En una, al volverme para mirar a la llama, esta ya no estaba, se había
cambiado de posición. A la sombra del piano descansaba en un ángulo de 120
grados con respecto a la señora. Mi mirada se centró en la cholita y ella me
devolvió la mirada, me sonrió y luego me mostró la sábana que estaba
planchando. Se levantó y tomó otra sábana que tenía extendida sobre una
cuerda afuera de los grandes ventanales, la trajo consigo y me mostró una
mancha en medio. La cholita, que parecía una mujer encantadora, se reía
mientras me mostraba la mancha, movía su mano para explicarme la historia,
yo también me reí, era gracioso verla gesticular tratando de contarme qué
había pasado con esa sábana y por qué tenía esa mancha.

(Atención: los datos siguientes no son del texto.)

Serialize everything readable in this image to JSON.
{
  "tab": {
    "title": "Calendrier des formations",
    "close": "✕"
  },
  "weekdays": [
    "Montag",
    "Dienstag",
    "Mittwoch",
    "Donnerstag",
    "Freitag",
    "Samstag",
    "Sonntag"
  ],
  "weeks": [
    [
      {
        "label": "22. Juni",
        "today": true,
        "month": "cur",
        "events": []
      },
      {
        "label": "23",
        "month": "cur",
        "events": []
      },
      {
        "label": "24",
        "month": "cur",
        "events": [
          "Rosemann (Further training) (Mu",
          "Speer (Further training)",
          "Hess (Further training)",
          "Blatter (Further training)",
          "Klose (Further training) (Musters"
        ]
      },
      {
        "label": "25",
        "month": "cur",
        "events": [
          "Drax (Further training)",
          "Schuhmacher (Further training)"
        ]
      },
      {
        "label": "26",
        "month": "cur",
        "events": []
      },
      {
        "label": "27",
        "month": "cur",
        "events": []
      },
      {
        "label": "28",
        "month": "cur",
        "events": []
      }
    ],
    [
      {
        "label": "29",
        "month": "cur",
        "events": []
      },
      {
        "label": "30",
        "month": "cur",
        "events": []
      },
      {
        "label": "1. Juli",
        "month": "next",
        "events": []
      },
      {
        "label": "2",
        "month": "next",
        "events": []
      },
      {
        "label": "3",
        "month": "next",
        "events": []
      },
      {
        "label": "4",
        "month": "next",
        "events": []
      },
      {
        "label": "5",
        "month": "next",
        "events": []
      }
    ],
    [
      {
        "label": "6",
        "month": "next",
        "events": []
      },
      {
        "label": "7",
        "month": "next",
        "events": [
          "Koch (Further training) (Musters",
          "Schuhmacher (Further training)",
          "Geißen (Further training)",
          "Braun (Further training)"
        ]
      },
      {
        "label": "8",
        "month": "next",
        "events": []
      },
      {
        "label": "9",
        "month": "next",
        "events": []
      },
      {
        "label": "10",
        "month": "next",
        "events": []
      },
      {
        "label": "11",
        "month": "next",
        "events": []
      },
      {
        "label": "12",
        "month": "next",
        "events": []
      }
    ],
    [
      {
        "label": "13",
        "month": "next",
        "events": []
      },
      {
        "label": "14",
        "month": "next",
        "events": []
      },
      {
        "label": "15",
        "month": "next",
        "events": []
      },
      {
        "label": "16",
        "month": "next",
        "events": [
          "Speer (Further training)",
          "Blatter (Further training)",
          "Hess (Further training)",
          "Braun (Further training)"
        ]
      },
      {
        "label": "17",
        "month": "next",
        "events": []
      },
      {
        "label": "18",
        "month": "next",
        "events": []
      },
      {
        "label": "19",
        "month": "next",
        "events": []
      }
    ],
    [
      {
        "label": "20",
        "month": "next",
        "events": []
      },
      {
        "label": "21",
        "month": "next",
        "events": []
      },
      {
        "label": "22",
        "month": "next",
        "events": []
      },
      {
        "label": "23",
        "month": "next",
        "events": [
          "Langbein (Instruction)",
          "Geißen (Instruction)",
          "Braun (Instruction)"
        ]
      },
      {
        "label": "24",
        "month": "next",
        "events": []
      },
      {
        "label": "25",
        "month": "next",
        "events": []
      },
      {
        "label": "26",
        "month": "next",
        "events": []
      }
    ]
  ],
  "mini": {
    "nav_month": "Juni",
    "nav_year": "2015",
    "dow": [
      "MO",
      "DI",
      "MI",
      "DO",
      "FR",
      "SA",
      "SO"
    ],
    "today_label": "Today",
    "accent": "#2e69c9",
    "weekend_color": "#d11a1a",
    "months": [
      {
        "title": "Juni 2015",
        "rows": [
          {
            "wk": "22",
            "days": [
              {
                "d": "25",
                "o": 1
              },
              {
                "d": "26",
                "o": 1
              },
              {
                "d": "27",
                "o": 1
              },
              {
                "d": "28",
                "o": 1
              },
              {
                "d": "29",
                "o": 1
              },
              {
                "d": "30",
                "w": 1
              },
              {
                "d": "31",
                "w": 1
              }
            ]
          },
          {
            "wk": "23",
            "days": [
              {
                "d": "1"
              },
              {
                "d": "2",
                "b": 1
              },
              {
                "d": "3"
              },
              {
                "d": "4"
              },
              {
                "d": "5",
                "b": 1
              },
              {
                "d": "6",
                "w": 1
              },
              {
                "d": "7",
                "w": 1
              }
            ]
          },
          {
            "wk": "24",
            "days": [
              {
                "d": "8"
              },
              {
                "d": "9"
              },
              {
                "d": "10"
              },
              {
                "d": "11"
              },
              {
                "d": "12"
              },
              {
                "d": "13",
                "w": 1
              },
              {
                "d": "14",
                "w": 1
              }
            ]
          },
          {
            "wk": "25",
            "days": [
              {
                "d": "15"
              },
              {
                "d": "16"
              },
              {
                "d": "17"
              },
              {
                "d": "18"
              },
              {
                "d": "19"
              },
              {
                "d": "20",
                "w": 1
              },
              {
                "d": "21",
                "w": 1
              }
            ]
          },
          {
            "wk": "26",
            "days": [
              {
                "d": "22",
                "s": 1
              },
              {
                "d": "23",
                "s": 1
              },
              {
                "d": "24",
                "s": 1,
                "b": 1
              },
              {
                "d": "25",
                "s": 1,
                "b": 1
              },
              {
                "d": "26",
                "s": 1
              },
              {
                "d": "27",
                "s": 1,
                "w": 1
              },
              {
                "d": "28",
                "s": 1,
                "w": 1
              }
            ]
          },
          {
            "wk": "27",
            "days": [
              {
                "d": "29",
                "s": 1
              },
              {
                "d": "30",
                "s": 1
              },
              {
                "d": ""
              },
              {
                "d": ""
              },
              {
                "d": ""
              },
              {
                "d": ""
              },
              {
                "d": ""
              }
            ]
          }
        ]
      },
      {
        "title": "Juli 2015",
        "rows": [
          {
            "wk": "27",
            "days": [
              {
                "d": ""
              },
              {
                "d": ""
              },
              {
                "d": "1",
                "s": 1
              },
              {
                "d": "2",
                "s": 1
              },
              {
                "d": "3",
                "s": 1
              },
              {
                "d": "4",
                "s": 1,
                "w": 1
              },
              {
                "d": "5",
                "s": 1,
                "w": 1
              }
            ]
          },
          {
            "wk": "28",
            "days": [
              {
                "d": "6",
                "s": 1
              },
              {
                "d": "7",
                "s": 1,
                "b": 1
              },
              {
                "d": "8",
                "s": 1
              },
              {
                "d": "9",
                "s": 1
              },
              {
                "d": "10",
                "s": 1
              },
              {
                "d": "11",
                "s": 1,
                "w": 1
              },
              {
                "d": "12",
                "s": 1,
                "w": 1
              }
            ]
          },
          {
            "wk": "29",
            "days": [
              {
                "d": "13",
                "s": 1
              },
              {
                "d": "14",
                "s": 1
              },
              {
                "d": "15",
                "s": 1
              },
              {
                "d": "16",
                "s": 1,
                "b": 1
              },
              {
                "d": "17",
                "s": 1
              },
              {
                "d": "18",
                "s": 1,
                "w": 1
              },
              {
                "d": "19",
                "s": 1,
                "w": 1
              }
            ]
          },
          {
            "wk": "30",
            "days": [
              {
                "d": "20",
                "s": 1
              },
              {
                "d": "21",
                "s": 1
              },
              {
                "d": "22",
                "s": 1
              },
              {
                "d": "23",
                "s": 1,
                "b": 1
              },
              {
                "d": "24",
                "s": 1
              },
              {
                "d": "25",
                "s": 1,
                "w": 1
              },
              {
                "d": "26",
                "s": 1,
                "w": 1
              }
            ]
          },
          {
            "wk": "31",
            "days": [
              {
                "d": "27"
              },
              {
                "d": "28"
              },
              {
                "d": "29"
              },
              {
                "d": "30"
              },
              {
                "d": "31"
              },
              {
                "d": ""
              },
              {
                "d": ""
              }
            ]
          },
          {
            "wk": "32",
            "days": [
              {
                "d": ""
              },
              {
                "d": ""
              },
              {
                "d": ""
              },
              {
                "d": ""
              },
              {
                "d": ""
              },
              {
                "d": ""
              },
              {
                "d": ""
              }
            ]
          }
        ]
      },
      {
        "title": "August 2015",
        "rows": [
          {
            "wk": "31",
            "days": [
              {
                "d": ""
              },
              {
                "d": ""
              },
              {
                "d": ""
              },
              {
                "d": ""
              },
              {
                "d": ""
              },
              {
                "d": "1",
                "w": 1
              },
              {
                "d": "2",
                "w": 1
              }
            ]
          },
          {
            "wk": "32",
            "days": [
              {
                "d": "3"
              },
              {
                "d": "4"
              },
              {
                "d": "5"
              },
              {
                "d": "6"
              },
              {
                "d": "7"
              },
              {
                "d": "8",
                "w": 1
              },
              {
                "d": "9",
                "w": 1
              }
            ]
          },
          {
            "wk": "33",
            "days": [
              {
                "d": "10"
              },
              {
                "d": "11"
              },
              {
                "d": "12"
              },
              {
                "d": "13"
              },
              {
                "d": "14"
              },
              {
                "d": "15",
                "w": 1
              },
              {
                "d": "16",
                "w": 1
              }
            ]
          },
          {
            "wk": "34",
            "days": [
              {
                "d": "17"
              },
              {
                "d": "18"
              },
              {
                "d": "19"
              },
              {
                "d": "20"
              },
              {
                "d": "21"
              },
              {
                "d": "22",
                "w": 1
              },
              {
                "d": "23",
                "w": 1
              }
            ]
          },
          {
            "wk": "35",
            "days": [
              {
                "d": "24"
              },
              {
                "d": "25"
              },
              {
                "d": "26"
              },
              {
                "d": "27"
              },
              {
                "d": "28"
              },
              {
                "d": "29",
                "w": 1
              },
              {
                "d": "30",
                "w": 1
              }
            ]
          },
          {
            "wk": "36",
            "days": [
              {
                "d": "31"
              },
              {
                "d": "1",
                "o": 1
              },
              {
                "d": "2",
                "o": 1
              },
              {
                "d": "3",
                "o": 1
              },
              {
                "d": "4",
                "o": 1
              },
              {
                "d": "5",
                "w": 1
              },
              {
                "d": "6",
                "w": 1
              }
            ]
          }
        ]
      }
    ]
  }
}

La señora se acercó hasta la llama y le dio un par de golpecitos muy suaves
en la cabeza. Sin embargo, la llama mostró su disgusto de inmediato mirando a
la chola con evidente expresión de odio. Después me miró y me cerró un ojo,
yo tomé un sorbo de café y caí en cuenta de que la llama me había cerrado un
ojo, así sin más.
La cholita se reía a carcajadas y me miraba como insistiendo en lo gracioso
de la anécdota, yo le devolvía una sonrisa de cortesía porque después del
guiño de la llama ya no me parecía tan gracioso el incidente, a decir verdad, ya
me resultaba incómodo.
Me apuré en terminar el desayuno, pero fue en vano, la mirada del
auquénido ya me había hecho cómplice y tendría que decidir entre la chola o
ella.

La llama se desplazó por el salón y se ubicó en un ángulo de 90 grados
entre la chola y yo, esa era la señal. Vertiginosamente la llama se lanzó sobre
la cabeza de la cholita y no falló. Esta cayó al suelo de manera violenta,
acompasada por la música del clavecín, y en un movimiento final, la llama le
arrancó los ojos rápidamente, con la pata izquierda le sacó el ojo derecho y con
la derecha el ojo izquierdo.
Yo entré a la cocina y me tomé una jarra con leche, era leche de llama y
estaba fresca. Después tomé a la llamita y me la he traído, estaba confundida y
no sabía qué más hacer, pero al tiempo he regresado, me la he traído a
Albertina también y la he vuelto mi ñatita. Todas las mañanas le ofrezco una
taza fresca de leche de llama y ella me ha dado mucha protección. Gracias a
ella, clientes no me faltan.
*ñatita: calavera a la que se le rinde culto en Bolivia.